Reste que le pape Sixte V, originaire de Grottammare qui se situe non loin de Lorette, accorda une indulgence de deux cents jours aux fidèles récitant les litanies de Lorette, par une bulle pontificale datée du , qui accordait également trois cents jours d'indulgence avec les litanies du saint Nom de Jésus[7]. Donc, il s'agissait d'une approbation indirecte qui était attachée à son indulgence, ayant pour but de promouvoir les prières de fidèles. Il est à remarquer que la publication effectuée en 1590 (ci-dessus) était tout à fait adaptée à cette bulle : « Quique Litanias ejusdem Sanctissimi Nominis [Jesu] recitaverint, trecentos ; qui Litanias ejusdem Beatissimæ Virginis Mariæ, ducentos ...... et Domo Beatæ Mariæ Virginis usitatum recitentur. » (Sixte V, Reddituri de commiso Nobis grege Dominico, article 4, le [8]).

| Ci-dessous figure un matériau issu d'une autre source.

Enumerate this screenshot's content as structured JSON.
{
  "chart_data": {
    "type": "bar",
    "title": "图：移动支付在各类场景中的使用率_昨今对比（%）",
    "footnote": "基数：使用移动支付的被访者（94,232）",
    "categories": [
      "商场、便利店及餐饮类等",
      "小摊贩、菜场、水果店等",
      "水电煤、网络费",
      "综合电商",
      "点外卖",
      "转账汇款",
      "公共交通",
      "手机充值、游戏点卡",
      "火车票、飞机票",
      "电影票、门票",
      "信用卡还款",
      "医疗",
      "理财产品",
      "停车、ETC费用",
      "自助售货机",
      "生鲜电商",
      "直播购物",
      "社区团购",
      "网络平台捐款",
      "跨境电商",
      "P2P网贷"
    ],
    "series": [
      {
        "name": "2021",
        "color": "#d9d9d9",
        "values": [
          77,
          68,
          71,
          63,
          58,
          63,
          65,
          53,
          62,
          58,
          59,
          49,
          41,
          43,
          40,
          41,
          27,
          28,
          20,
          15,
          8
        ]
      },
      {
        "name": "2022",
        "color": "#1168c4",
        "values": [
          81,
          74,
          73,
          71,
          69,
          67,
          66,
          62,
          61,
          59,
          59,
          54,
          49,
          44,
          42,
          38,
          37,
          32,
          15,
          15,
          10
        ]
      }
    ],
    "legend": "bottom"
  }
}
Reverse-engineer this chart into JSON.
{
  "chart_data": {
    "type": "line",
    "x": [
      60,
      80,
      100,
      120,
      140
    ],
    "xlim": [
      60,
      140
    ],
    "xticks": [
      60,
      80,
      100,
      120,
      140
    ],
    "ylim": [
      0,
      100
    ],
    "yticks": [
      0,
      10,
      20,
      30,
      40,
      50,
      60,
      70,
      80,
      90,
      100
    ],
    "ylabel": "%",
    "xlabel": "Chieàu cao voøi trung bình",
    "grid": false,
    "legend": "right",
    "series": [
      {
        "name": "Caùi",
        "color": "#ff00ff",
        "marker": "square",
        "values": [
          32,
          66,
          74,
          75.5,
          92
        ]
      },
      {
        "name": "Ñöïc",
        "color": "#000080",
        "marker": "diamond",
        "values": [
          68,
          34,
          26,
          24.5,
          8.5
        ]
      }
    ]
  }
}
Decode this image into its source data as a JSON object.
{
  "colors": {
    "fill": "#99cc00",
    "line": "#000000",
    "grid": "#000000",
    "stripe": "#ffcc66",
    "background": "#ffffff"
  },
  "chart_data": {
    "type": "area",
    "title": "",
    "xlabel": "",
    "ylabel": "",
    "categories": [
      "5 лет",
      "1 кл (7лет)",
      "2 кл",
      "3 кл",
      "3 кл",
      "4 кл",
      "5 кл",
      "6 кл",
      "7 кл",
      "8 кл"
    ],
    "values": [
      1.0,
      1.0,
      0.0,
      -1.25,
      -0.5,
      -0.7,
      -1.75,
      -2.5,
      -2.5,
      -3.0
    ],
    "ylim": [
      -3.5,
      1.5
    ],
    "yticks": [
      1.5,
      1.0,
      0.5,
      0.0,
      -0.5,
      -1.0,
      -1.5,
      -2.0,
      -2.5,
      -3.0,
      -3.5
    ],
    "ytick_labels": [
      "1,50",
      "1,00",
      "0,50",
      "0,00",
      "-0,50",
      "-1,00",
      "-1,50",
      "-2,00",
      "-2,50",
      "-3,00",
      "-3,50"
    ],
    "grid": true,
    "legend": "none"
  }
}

Or, ce Saint-Père, franciscain, provoqua un conflit avec les Jésuites. Aussitôt élu en 1585, il voulait que le nom de Jésus soit affecté à toute l'Église et à tous les religieux. En 1590, il expédia une autre bulle ordonnant aux membres de renoncer le nom Jésuites en faveur de Ignatiens selon son fondateur Ignace de Loyola. Il s'agissait du commencement de la fameuse suppression de la Compagnie de Jésus. En réponse, l'ordre commença à utiliser les litanies dans l'optique de faire annuler ce règlement[9].
Le Vatican subit encore un autre problème. Texte si populaire, ses variantes étaient, dans les années 1590 après l'approbation, nombreuses et considérables, surtout parmi les compositions musicales. Finalement, les congrégations auprès du Saint-Siège réussirent à maîtriser la situation. Un manuscrit de Giovanni Pierluigi da Palestrina, litanies à 8 voix, présente cette manœuvre délicate. Utilisé à la Cappella Giulia, ce manuscrit à la base d'un texte libre fut corrigé et corrigé, jusqu'à ce que soit établi le texte de Lorette authentique[rk 12].
Les chercheurs identifièrent, avec leurs études, dans le cadre de la Contre-Réforme du XVIe siècle, l'intention du Saint-Siège ayant pour but d'éliminer les litanies non convenables. Car, la forme des litanies avait tendance à évoluer sans limite et sans contrôle, en raison de sa structure et du manque d'autorisation concrète. D'où, Pie V, qui était le personnage principal de la reforme tridentine, dénonça, en 1571 avec son motu proprio ainsi que sa bulle Superni omnipotentis, la suppression de toutes les litanies mariales[rk 13]. Il s'agissait d'une réforme liturgique, qui autorisa un nouveau Officium Beatæ Mariæ Virginis remplaçant l'ancien office Horæ Beatissimæ Virginis Mariæ[cc 2].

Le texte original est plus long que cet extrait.